Beritakota.id, Brebes – Keluarga ahli waris Mas Isman mengajukan kasasi ke Mahkamah Agung (MA) pada Selasa (17/09/2024) terkait dengan putusan Pengadilan Negeri Cianjur dan Pengadilan Tinggi Bandung dalam sengketa tanah di Ciloto. Menurut mereka, PT Indo Othaim International, yang mengelola usaha Glamping Sevillage di kawasan wisata Puncak telah melakukan transaksi pembelian tanah mereka dengan cara melawan hukum sehingga transaksi ini tidak sah.
Sengketa ini berawal pada 15 Juni 2023, ketika itu para ahli waris dari Mas Isman yang terdiri dari Eddy Isman, Hayono Isman, Hayani Isman, Maulana Isman, Ananda Isman, dan Ininda Isman menerima panggilan dari PN Cianjur. Gugatan tersebut diajukan oleh Nayef Abdulkareem Al Othaim, Direktur Utama PT Indo Othaim International, terkait kepemilikan tanah seluas 46.710 meter persegi di Ciloto yang tercatat atas nama para ahli waris.
Menurut Hayono Isman mewakili para ahli waris, PT. Othaim telah melakukan pembelian tanah dengan cara melawan hukum. Hal ini didasarkan pada klaim bahwa dokumen yang digunakan saat proses jual beli tersebut, khususnya surat kuasa atas nama ahli waris disebutkan telah dipalsukan.
Selain itu, transaksi pembelian tidak dilakukan di hadapan notaris atau Pejabat Pembuat Akta Tanah (PPAT) yang berwenang, serta harga pembelian tanah dinilai jauh di bawah Nilai Jual Objek Pajak (NJOP). Tanah yang seharusnya bernilai Rp 700.000 per meter persegi, hanya dibeli seharga Rp 300.000 per meter persegi, dengan total nilai jual sebesar Rp 14 miliar.
Ia juga menuding bahwa dalam proses pembelian tanah, tidak ada pajak yang dibayarkan kepada negara, sehingga transaksi ini berpotensi merugikan negara.
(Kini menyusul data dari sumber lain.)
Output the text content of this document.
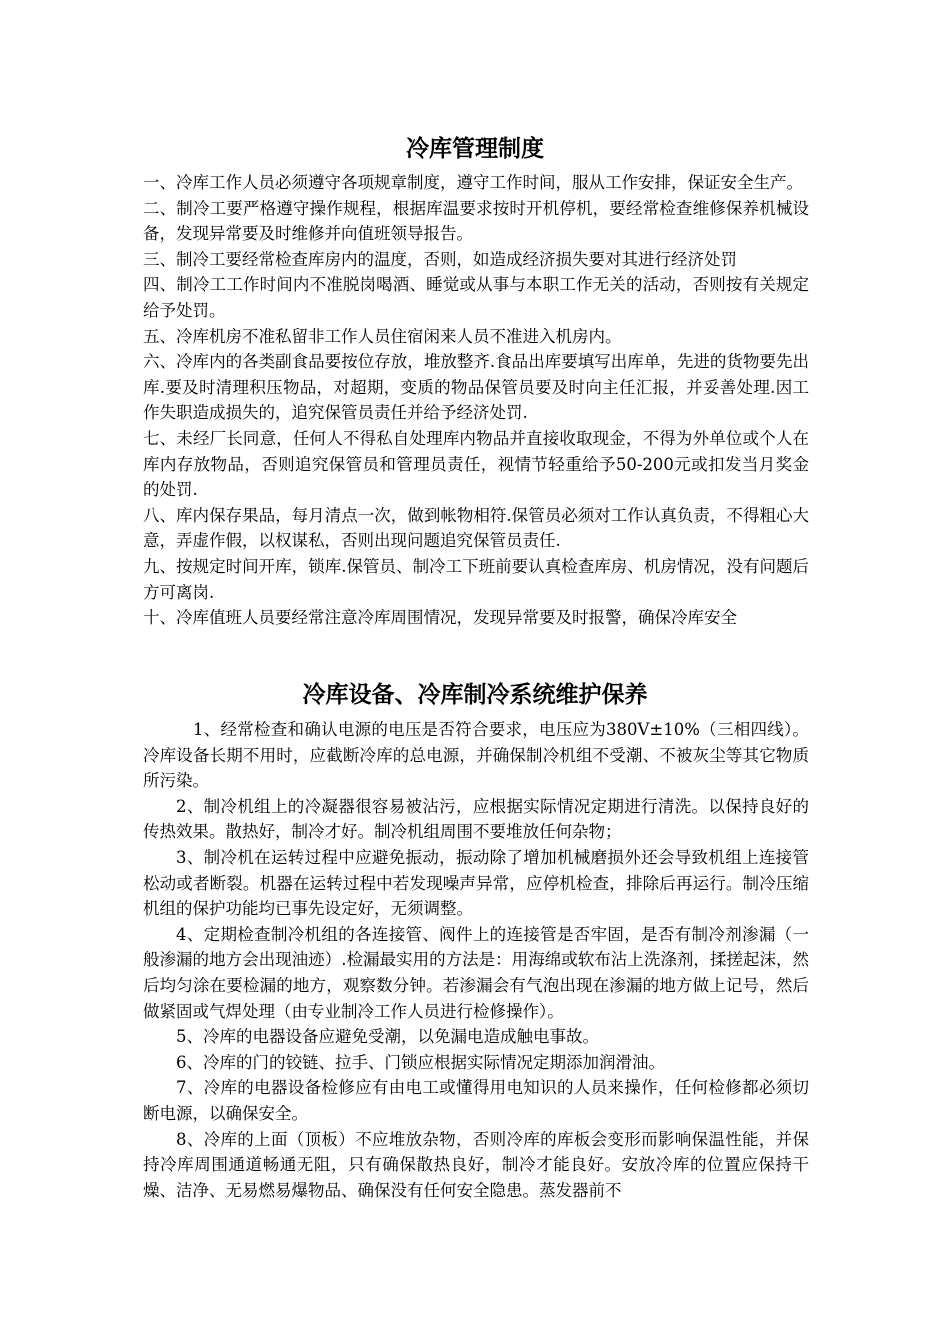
冷库管理制度

一、冷库工作人员必须遵守各项规章制度，遵守工作时间，服从工作安排，保证安全生产。

二、制冷工要严格遵守操作规程，根据库温要求按时开机停机，要经常检查维修保养机械设备，发现异常要及时维修并向值班领导报告。

三、制冷工要经常检查库房内的温度，否则，如造成经济损失要对其进行经济处罚

四、制冷工工作时间内不准脱岗喝酒、睡觉或从事与本职工作无关的活动，否则按有关规定给予处罚。

五、冷库机房不准私留非工作人员住宿闲来人员不准进入机房内。

六、冷库内的各类副食品要按位存放，堆放整齐.食品出库要填写出库单，先进的货物要先出库.要及时清理积压物品，对超期，变质的物品保管员要及时向主任汇报，并妥善处理.因工作失职造成损失的，追究保管员责任并给予经济处罚.

七、未经厂长同意，任何人不得私自处理库内物品并直接收取现金，不得为外单位或个人在库内存放物品，否则追究保管员和管理员责任，视情节轻重给予50-200元或扣发当月奖金的处罚.

八、库内保存果品，每月清点一次，做到帐物相符.保管员必须对工作认真负责，不得粗心大意，弄虚作假，以权谋私，否则出现问题追究保管员责任.

九、按规定时间开库，锁库.保管员、制冷工下班前要认真检查库房、机房情况，没有问题后方可离岗.

十、冷库值班人员要经常注意冷库周围情况，发现异常要及时报警，确保冷库安全

冷库设备、冷库制冷系统维护保养

1、经常检查和确认电源的电压是否符合要求，电压应为380V±10%（三相四线）。冷库设备长期不用时，应截断冷库的总电源，并确保制冷机组不受潮、不被灰尘等其它物质所污染。

2、制冷机组上的冷凝器很容易被沾污，应根据实际情况定期进行清洗。以保持良好的传热效果。散热好，制冷才好。制冷机组周围不要堆放任何杂物；

3、制冷机在运转过程中应避免振动，振动除了增加机械磨损外还会导致机组上连接管松动或者断裂。机器在运转过程中若发现噪声异常，应停机检查，排除后再运行。制冷压缩机组的保护功能均已事先设定好，无须调整。

4、定期检查制冷机组的各连接管、阀件上的连接管是否牢固，是否有制冷剂渗漏（一般渗漏的地方会出现油迹）.检漏最实用的方法是：用海绵或软布沾上洗涤剂，揉搓起沫，然后均匀涂在要检漏的地方，观察数分钟。若渗漏会有气泡出现在渗漏的地方做上记号，然后做紧固或气焊处理（由专业制冷工作人员进行检修操作）。

5、冷库的电器设备应避免受潮，以免漏电造成触电事故。

6、冷库的门的铰链、拉手、门锁应根据实际情况定期添加润滑油。

7、冷库的电器设备检修应有由电工或懂得用电知识的人员来操作，任何检修都必须切断电源，以确保安全。

8、冷库的上面（顶板）不应堆放杂物，否则冷库的库板会变形而影响保温性能，并保持冷库周围通道畅通无阻，只有确保散热良好，制冷才能良好。安放冷库的位置应保持干燥、洁净、无易燃易爆物品、确保没有任何安全隐患。蒸发器前不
Hal ini menguatkan dugaan adanya praktik mafia tanah dalam kasus tersebut.
Dalam sengketa ini, pada tanggal 10 Juli 2024, Pengadilan Negeri Cianjur telah memutuskan untuk memenangkan gugatan Othaim atas dasar “itikad baik pembeli”. Disisi lain, para ahli waris tetap mengajukan bukti-bukti terjadinya pemalsuan dan penyimpangan dalam transaksi tersebut.
Selanjutnya, putusan Pengadilan Negeri Cianjur ini dikuatkan oleh Pengadilan Tinggi Bandung pada 5 September 2024. Majelis hakim dari Pengadilan Tinggi Bandung, yang diketuai oleh Muzaini Achmad, menyatakan bahwa dalil yang diajukan ahli waris hanya dianggap sebagai pengulangan dari sidang di Pengadilan Negeri Cianjur, tanpa mempertimbangkan fakta-fakta hukum baru yang diajukan. Oleh sebab itu, mereka memutuskan untuk mendukung keputusan sebelumnya.
Merasa tidak mendapatkan keadilan baik dari keputusan Pengadilan Negeri Cianjur dan Pengadilan Tinggi Bandung, para ahli waris akhirnya mengajukan kasasi ke Mahkamah Agung.
Mereka berharap, Mahkamah Agung dapat memeriksa kembali putusan pengadilan dan mempertimbangkan semua bukti dan fakta hukum yang diabaikan sebelumnya. Harapannya putusan Mahkamah Agung dapat lebih adil dan berpihak pada kebenaran hukum, pungkas Hayono Isman.